Aniket, I appreciate you taking a look at this. In general, I found the
documentation around outputSchema pretty confusing... for example, in this
example
@outputSchema("x:{t:(word:chararray)}")
def helloworld():
return ('Hello, World')
Then, in the sample script below that, you have
@outputSchema("t:(numformat:chararray)")
def commaFormat(num):
return '{:,}'.format(num)
In this case, you have lost the x:{} (which makes more sense to me.
Perhaps this is because the latter function is meant to operate on an input
and return a type (t), whereas the hello world function should be able to
stand alone, and thus, has to return a bag? Not sure...
Besides that, though, I changed my code per your suggestion and tried
@outputSchema("t:(word:chararray)")
and still got the error.
As a note, do I need to import anything in the python script for
outputSchema to work, or should it be fine since pig is grabbing it?
Once again, I really appreciate your help in the matter. I feel having
people who weren't intimately related to the project have a go at it is how
you make it ultimately more usable and useful...but you have to answer some
annoying questions on the way :P
Thanks again.
2010/12/28 Aniket Mokashi <[email protected]>
> I think decorator used here is incorrect.
> In general, "output:chararray" needs to be schema-string-compatible. Also,
> you are using "outputSchemaFunction", which is used in case you want to
> write a udf that has output schema dependent on input schema (ęg -square)

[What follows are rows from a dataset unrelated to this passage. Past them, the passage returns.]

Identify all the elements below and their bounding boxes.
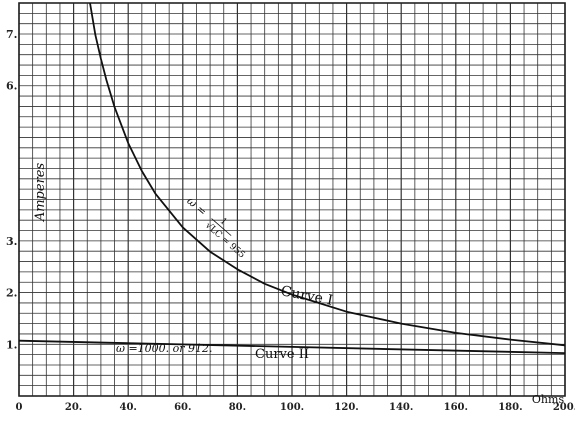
curve-1-line xyxy=(89,2,566,347)
y-tick-label: 1. xyxy=(6,338,17,351)
x-tick-label: 140. xyxy=(389,402,413,413)
x-tick-label: 20. xyxy=(65,402,82,413)
x-tick-label: 180. xyxy=(498,402,522,413)
curve-2-line xyxy=(18,339,566,354)
grid xyxy=(18,2,566,397)
x-tick-label: 200. xyxy=(553,402,575,413)
y-axis-label: Amperes xyxy=(33,163,48,223)
formula1-denominator: √LC = 955 xyxy=(203,220,247,261)
x-tick-label: 40. xyxy=(119,402,136,413)
series xyxy=(18,2,566,354)
curve1-label: Curve I xyxy=(279,283,334,309)
x-tick-label: 0 xyxy=(16,402,23,413)
plot-frame xyxy=(18,2,566,397)
y-tick-label: 2. xyxy=(6,287,17,300)
x-tick-label: 60. xyxy=(174,402,191,413)
x-axis-label: Ohms xyxy=(532,393,565,406)
formula1-numerator: 1 xyxy=(218,216,229,227)
x-tick-label: 100. xyxy=(280,402,304,413)
y-tick-label: 6. xyxy=(6,80,17,93)
formula1-fraction-bar xyxy=(211,218,232,236)
formula2-annotation: ω =1000. or 912. xyxy=(116,342,213,355)
formula1-annotation: ω = 1 √LC = 955 xyxy=(184,194,247,261)
y-tick-label: 7. xyxy=(6,28,17,41)
curve2-label: Curve II xyxy=(255,347,309,362)
x-tick-label: 160. xyxy=(444,402,468,413)
x-tick-label: 80. xyxy=(229,402,246,413)
y-tick-label: 3. xyxy=(6,235,17,248)
formula1-prefix: ω = xyxy=(184,194,209,218)
x-tick-label: 120. xyxy=(334,402,358,413)
tick-labels: 0 20. 40. 60. 80. 100. 120. 140. 160. 180. 200. 1. 2… xyxy=(6,28,575,413)
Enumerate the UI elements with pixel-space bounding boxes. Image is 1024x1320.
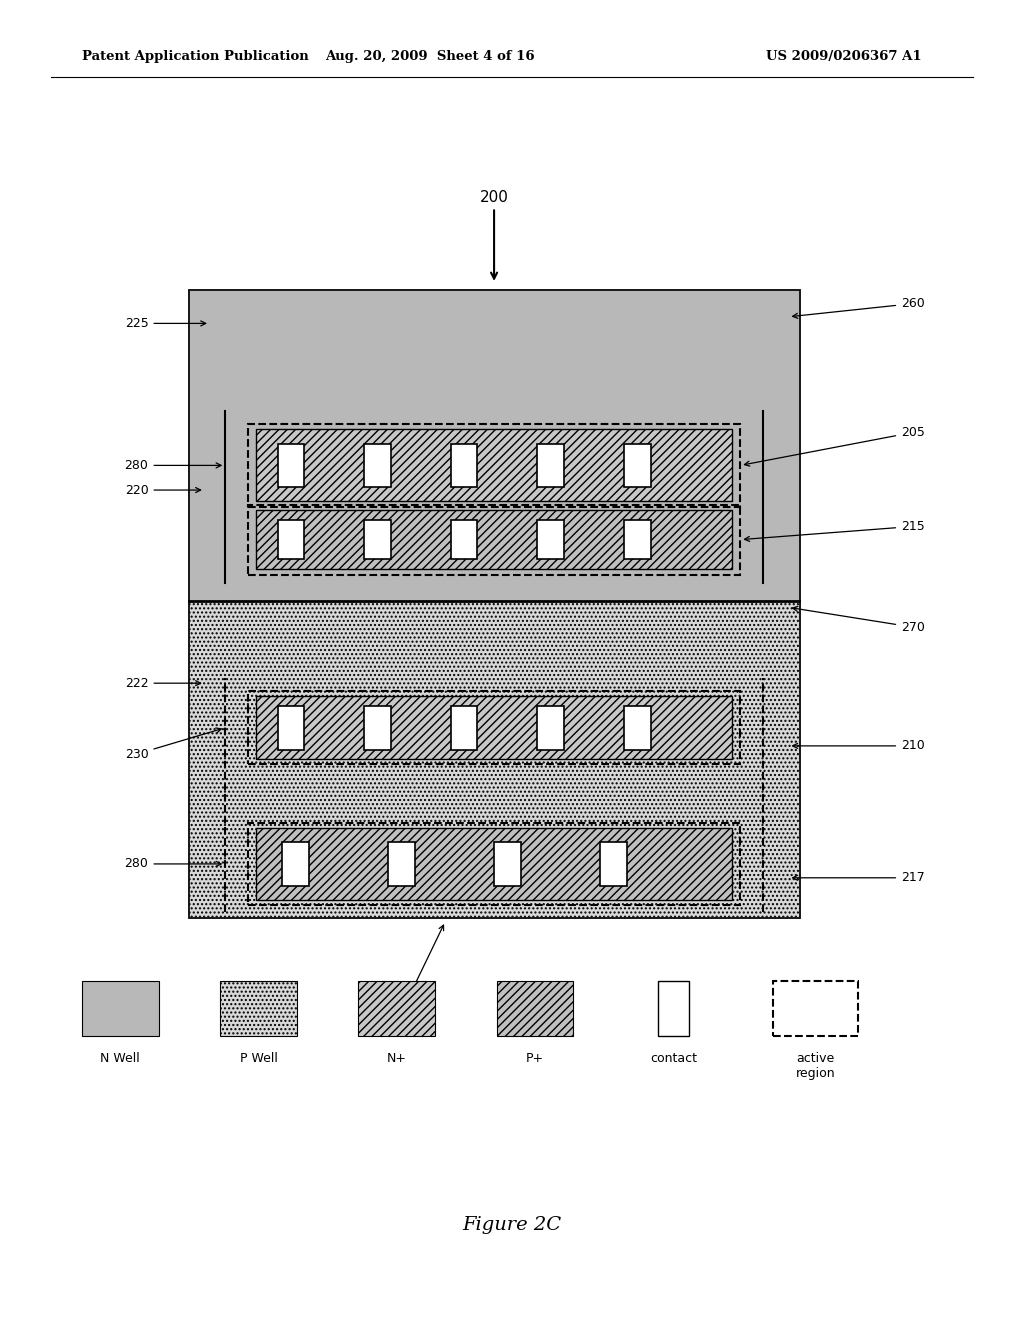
Text: 270: 270 (793, 606, 925, 634)
Text: 220: 220 (125, 483, 201, 496)
Text: 280: 280 (125, 459, 221, 471)
Bar (220, 981, 297, 1036)
Bar (624, 520, 650, 560)
Text: US 2009/0206367 A1: US 2009/0206367 A1 (766, 50, 922, 63)
Bar (451, 520, 477, 560)
Text: 210: 210 (793, 739, 925, 752)
Bar (248, 504, 740, 574)
Bar (278, 520, 304, 560)
Bar (189, 290, 799, 601)
Bar (497, 981, 573, 1036)
Bar (657, 981, 688, 1036)
Text: 222: 222 (125, 677, 201, 689)
Bar (256, 429, 732, 502)
Text: Aug. 20, 2009  Sheet 4 of 16: Aug. 20, 2009 Sheet 4 of 16 (326, 50, 535, 63)
Text: active
region: active region (796, 1052, 836, 1080)
Bar (82, 981, 159, 1036)
Text: 260: 260 (793, 297, 925, 318)
Bar (365, 706, 391, 750)
Text: Figure 2C: Figure 2C (463, 1216, 561, 1234)
Bar (451, 444, 477, 487)
Bar (388, 842, 415, 886)
Bar (189, 601, 799, 917)
Bar (365, 444, 391, 487)
Text: P+: P+ (526, 1052, 544, 1065)
Bar (189, 290, 799, 917)
Bar (256, 697, 732, 759)
Text: 217: 217 (793, 871, 925, 884)
Bar (600, 842, 627, 886)
Bar (538, 706, 564, 750)
Bar (278, 444, 304, 487)
Text: 200: 200 (479, 190, 509, 279)
Bar (538, 520, 564, 560)
Text: 230: 230 (125, 727, 221, 760)
Text: N+: N+ (387, 1052, 407, 1065)
Text: 235: 235 (391, 925, 443, 1016)
Text: contact: contact (650, 1052, 696, 1065)
Bar (494, 842, 520, 886)
Text: 215: 215 (744, 520, 925, 541)
Text: Patent Application Publication: Patent Application Publication (82, 50, 308, 63)
Bar (248, 692, 740, 764)
Bar (358, 981, 435, 1036)
Bar (365, 520, 391, 560)
Text: 225: 225 (125, 317, 206, 330)
Text: 205: 205 (744, 426, 925, 466)
Bar (278, 706, 304, 750)
Bar (451, 706, 477, 750)
Text: N Well: N Well (100, 1052, 140, 1065)
Bar (624, 706, 650, 750)
Bar (248, 822, 740, 906)
Bar (256, 828, 732, 900)
Text: P Well: P Well (240, 1052, 278, 1065)
Bar (624, 444, 650, 487)
Bar (256, 510, 732, 569)
Bar (773, 981, 858, 1036)
Bar (283, 842, 309, 886)
Bar (248, 424, 740, 507)
Bar (538, 444, 564, 487)
Text: 280: 280 (125, 858, 221, 870)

> and this should have a function with decorator "schemaFunction" (named
> "output" in your case). I think using "outputSchema" decorator would fix
> the problem here.
>
> More details can be found at-
> http://wiki.apache.org/pig/UDFsUsingScriptingLanguages
>
> Thanks,
> Aniket
>
> On Mon, December 27, 2010 4:30 pm, Jonathan Coveney wrote:
> > so I have module.py, and I want to be able to use it in a pig script. It
> > has no special imports or anything. I do have
> > @outputSchemaFunction("output:chararray)
> >
> >
> > In my pig script, I have this
> >
> >
> > register '/my/udf/location/udf.py' using jython as myfunc;
> >
> > is there any reason why this wouldn't work? here is the error I get:
> >
> > 2010-12-27 16:29:41,288 [main] ERROR org.apache.pig.tools.grunt.Grunt -
> > ERROR 2998: Unhandled internal error. org/python/util/PythonInterpreter
> >
> >
> > Not the most instructive error, but is there anything more I need to be
> > doing to be able to use a python UDF?
> >
> > As an aside, are simply python UDF's as efficient as Java ones? I like
> > Python a lot and love the idea of being able to UDF in it, but can use
> > java if necessary.
> >
>
>
>